About #CadaanStudies: In March 2015, the hashtag #CadaanStudies (translated to #whitestudies) sparked a fierce social media debate around the globe to discuss “questions of power, authority and knowledge production about the Somali territories” and the continued marginalization of Somalis in academic discourse. The conversations generated by #CadaanStudies activism has revealed a new generation of young Somali scholars in the diaspora – multilingual, well versed in Western academia and able to speak back. It has also been a moment which has democratized discussions about knowledge production and the academic field of Somali Studies through social media, as Somalis reacted, responded, engaged and claimed a stake in academic knowledge production about them. These events will reflect on #CadaanStudies and its relevance to decolonizing knowledge production, its future implications for the development of a critical Somali Studies, and the importance of public scholarship and engagement.

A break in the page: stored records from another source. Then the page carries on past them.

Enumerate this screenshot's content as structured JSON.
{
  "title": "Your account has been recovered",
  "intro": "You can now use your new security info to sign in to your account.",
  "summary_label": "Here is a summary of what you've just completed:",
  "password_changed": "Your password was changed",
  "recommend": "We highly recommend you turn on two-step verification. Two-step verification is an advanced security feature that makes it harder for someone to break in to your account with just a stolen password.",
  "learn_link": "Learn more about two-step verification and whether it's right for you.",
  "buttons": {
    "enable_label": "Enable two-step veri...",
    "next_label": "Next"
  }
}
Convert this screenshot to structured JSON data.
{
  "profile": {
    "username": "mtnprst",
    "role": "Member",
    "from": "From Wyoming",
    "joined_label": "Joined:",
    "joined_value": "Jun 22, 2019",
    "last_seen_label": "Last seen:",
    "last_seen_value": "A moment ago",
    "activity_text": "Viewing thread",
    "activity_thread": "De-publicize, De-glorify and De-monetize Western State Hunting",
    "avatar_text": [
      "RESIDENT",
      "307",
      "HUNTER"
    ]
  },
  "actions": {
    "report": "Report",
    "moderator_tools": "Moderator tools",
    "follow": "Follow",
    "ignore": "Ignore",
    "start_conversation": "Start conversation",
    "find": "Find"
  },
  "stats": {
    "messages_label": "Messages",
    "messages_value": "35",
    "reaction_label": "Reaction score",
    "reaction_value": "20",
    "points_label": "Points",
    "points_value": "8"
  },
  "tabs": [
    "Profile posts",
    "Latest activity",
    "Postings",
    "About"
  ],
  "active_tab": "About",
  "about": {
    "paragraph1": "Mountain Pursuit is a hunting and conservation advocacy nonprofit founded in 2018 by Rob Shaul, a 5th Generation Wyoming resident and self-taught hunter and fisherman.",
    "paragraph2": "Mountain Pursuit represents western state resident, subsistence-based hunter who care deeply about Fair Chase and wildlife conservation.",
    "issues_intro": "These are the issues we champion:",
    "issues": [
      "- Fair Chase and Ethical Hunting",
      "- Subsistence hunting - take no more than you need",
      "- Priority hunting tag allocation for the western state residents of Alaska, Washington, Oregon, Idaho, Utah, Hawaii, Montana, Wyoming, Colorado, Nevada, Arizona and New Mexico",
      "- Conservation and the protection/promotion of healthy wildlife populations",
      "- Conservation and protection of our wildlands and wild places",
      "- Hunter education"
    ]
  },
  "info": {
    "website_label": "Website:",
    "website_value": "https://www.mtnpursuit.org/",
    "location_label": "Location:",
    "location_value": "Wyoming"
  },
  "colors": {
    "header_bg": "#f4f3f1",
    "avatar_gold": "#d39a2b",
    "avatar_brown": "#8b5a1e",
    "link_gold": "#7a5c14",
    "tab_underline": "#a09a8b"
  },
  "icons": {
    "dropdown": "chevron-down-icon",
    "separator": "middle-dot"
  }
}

Safia Aidid is a PhD Candidate in History at Harvard University. Her research interests include empire, decolonization and state-making, national and cultural imaginaries, political geography, and historical ethnography. She is now working on a dissertation titled “Ethiopia, Greater Somalia and the Somali Nationalist Imagination,” which examines Somali nationalism and its interaction with the Ethiopian state between 1943 and 1988.

Hawa Y. Mire is a diasporic Somali storyteller, writer, and strategist who focuses on themes of Blackness and Indigeniety, (dis)connection and (un)belonging. Her writing is seated somewhere between oral tradition and the written word, celestial and myth, past and present, ancestry and spirit. An MES candidate in the Faculty of Environmental Studies at York University, her research incorporates traditional Somali stories with discourses of constructed identity while pulling from archival histories of resistance and radical curatorial practices.